The difference between governments and organisations is not power. It’s obligation.
Governments cannot ignore the social contract. Their authority rests, at least in part, on consent, trust, and legitimacy. When those things begin to fray, the consequences surface quickly and visibly.
Many organisations, by contrast, have behaved as though the social contract were optional. For a long time, hierarchy, job scarcity, and economic pressure made it possible to extract performance without paying much attention to fairness, voice, or sustainability. That arrangement held for a while. Right now, it is becoming harder to sustain.
Politics is useful here, not as a model to copy, but as a mirror. The forces that stabilise or destabilise societies are not so different from the ones that stabilise or destabilise workplaces.
Expectations, Not Ideology, Hold Systems Together
Across history, and across very different political models, systems rarely fail simply because economic growth slows. They fail when people no longer feel the system works for them. This is when participation thins, compliance weakens, and energy that once went into contribution starts leaking into cynicism or resistance.
At Davos earlier this year, Mark Carney spoke about the growing strain on our current systems and the widening gap between economic outcomes and social legitimacy. It was a powerful observation about structure. Systems that lose legitimacy become harder to govern, regardless of how strong their numbers look on paper.
The lesson for business is simple. Stability does not come from how virtuous a system claims to be. It comes from whether people believe the deal still holds.
Comfort, Consequence, and a Shift in Tone
There is a growing sense, particularly in Western economies, that long periods of comfort dulled our attention to consequence. Commentator Konstantin Kisin has argued that when systems feel safe and prosperous for long enough, focus drifts and assumptions harden. Reassuring narratives keep being repeated long after the conditions that supported them have changed.
A similar shift is playing out inside organisations. For years, many businesses operated on a shared myth that their decisions broadly aligned with the public good, or at least did no harm. That story is now being questioned by many generations. Gen Z, in particular, is more willing to test it openly, in offices and in public spaces. However the flare is going up, it is a signal that legitimacy is being re-examined.
Human sustainability is one of the most profound legitimacy challenges now facing organisations. It is often presented as kindness or social responsibility. Instead, it is about maintaining the physical, psychological, and social capacity of people so they can perform over time. When health, workload, and psychosocial conditions are ignored, performance deteriorates quietly, unevenly, and expensively. Pay alone does not buy a willingness to protect a system that no longer feels legitimate.
The warning signs are usually there well before the damage is obvious. They are ignored because the assumption and narrative repeat that they are normal and therefore acceptable. In doing so, organisations create a legitimacy risk that few are mitigating effectively.
The Leadership Question That Now Matters
The current global environment serves as a forecast for business. Fragmentation, mistrust, and volatility are what happen when systems outrun their social foundations.
Once permission is given to question the rules-based order in one arena, it doesn’t stay contained.
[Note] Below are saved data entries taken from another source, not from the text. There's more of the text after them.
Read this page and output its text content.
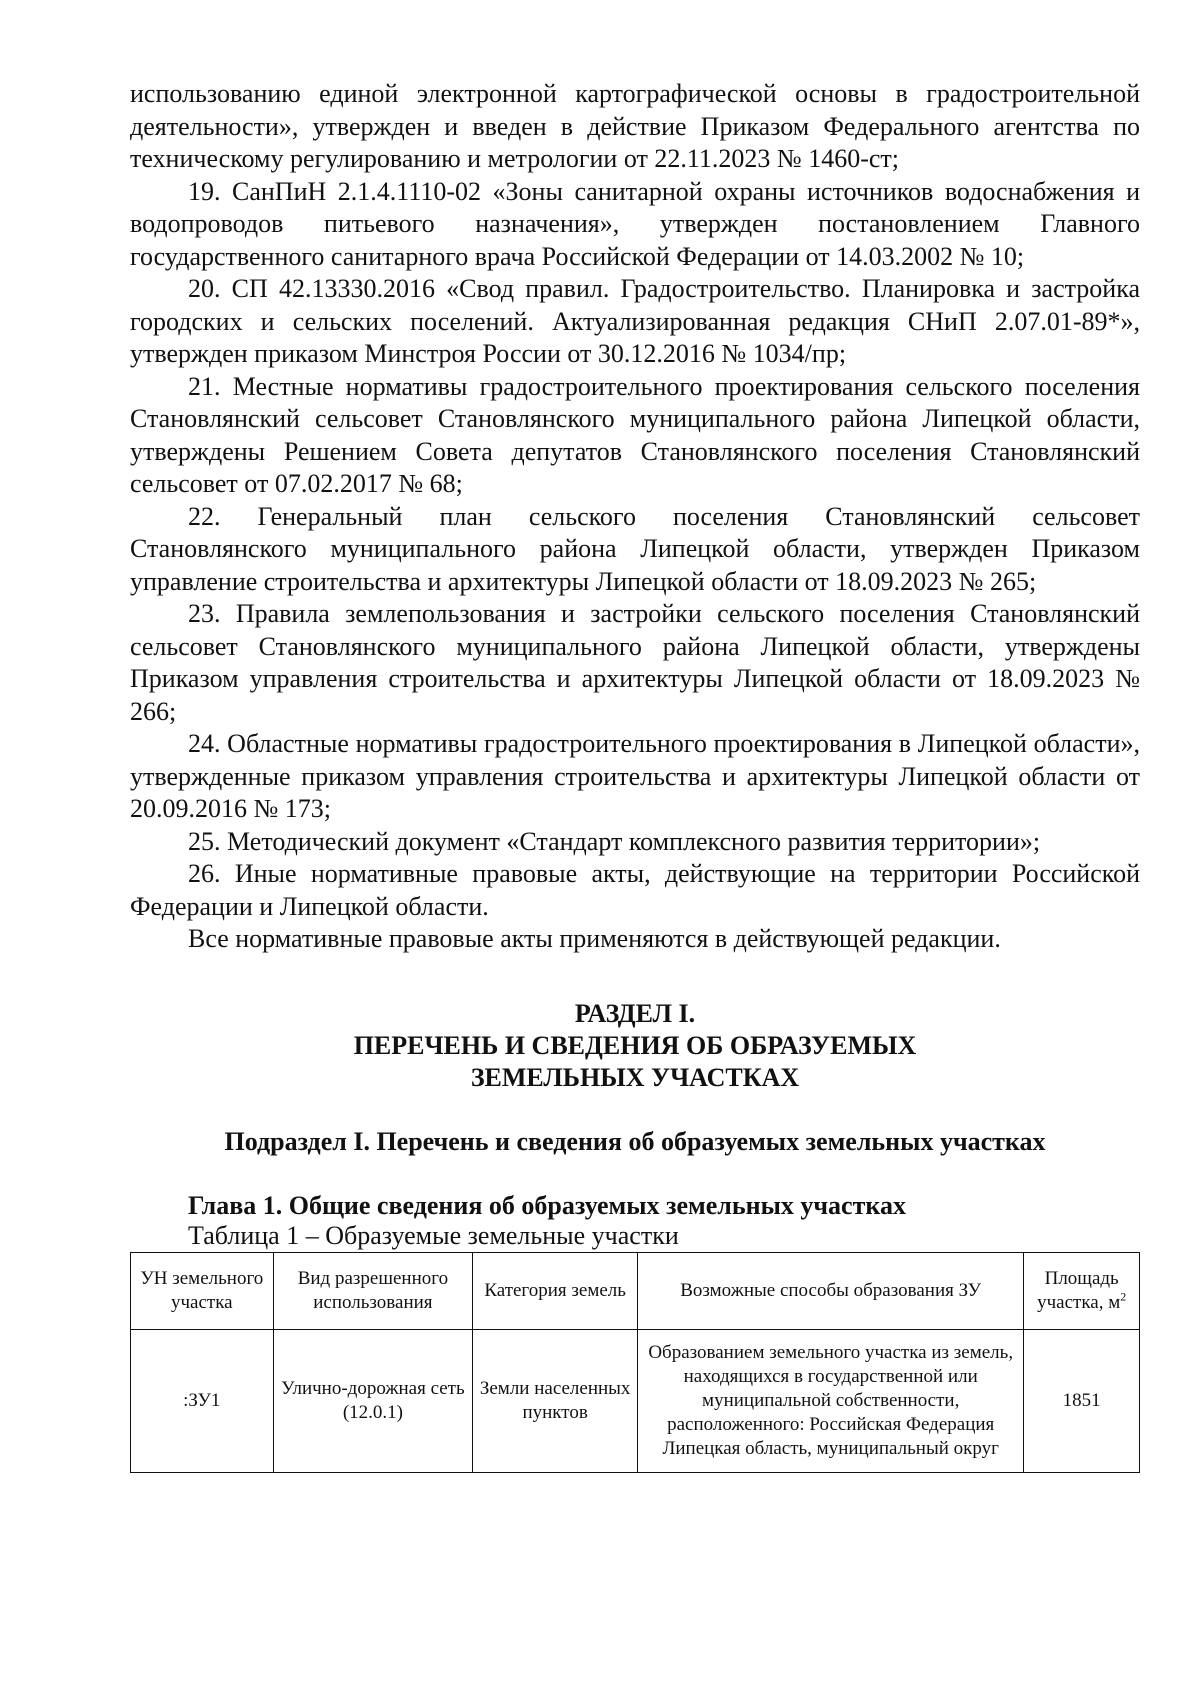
использованию единой электронной картографической основы в градостроительной деятельности», утвержден и введен в действие Приказом Федерального агентства по техническому регулированию и метрологии от 22.11.2023 № 1460-ст;

19. СанПиН 2.1.4.1110-02 «Зоны санитарной охраны источников водоснабжения и водопроводов питьевого назначения», утвержден постановлением Главного государственного санитарного врача Российской Федерации от 14.03.2002 № 10;

20. СП 42.13330.2016 «Свод правил. Градостроительство. Планировка и застройка городских и сельских поселений. Актуализированная редакция СНиП 2.07.01-89*», утвержден приказом Минстроя России от 30.12.2016 № 1034/пр;

21. Местные нормативы градостроительного проектирования сельского поселения Становлянский сельсовет Становлянского муниципального района Липецкой области, утверждены Решением Совета депутатов Становлянского поселения Становлянский сельсовет от 07.02.2017 № 68;

22. Генеральный план сельского поселения Становлянский сельсовет Становлянского муниципального района Липецкой области, утвержден Приказом управление строительства и архитектуры Липецкой области от 18.09.2023 № 265;

23. Правила землепользования и застройки сельского поселения Становлянский сельсовет Становлянского муниципального района Липецкой области, утверждены Приказом управления строительства и архитектуры Липецкой области от 18.09.2023 № 266;

24. Областные нормативы градостроительного проектирования в Липецкой области», утвержденные приказом управления строительства и архитектуры Липецкой области от 20.09.2016 № 173;

25. Методический документ «Стандарт комплексного развития территории»;

26. Иные нормативные правовые акты, действующие на территории Российской Федерации и Липецкой области.

Все нормативные правовые акты применяются в действующей редакции.

РАЗДЕЛ I.

ПЕРЕЧЕНЬ И СВЕДЕНИЯ ОБ ОБРАЗУЕМЫХ

ЗЕМЕЛЬНЫХ УЧАСТКАХ

Подраздел I. Перечень и сведения об образуемых земельных участках

Глава 1. Общие сведения об образуемых земельных участках

Таблица 1 – Образуемые земельные участки

УН земельного участка	Вид разрешенного использования	Категория земель	Возможные способы образования ЗУ	Площадь участка, $м^2$
:ЗУ1	Улично-дорожная сеть (12.0.1)	Земли населенных пунктов	Образованием земельного участка из земель, находящихся в государственной или муниципальной собственности, расположенного: Российская Федерация Липецкая область, муниципальный округ	1851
Rules begin to be tested and compliance becomes conditional.
The question facing leaders today is not whether a social contract exists at work. It always has. The question is whether it is being consciously designed and maintained, or quietly worn away while everyone hopes performance will hold.
Power of all kinds is now under scrutiny. Political, economic, institutional. Authority is no longer assumed to be legitimate simply because it exists. When leaders cannot clearly explain or defend the systems they control, strain follows quickly.
History repeatedly shows what happens when legitimacy finally runs out.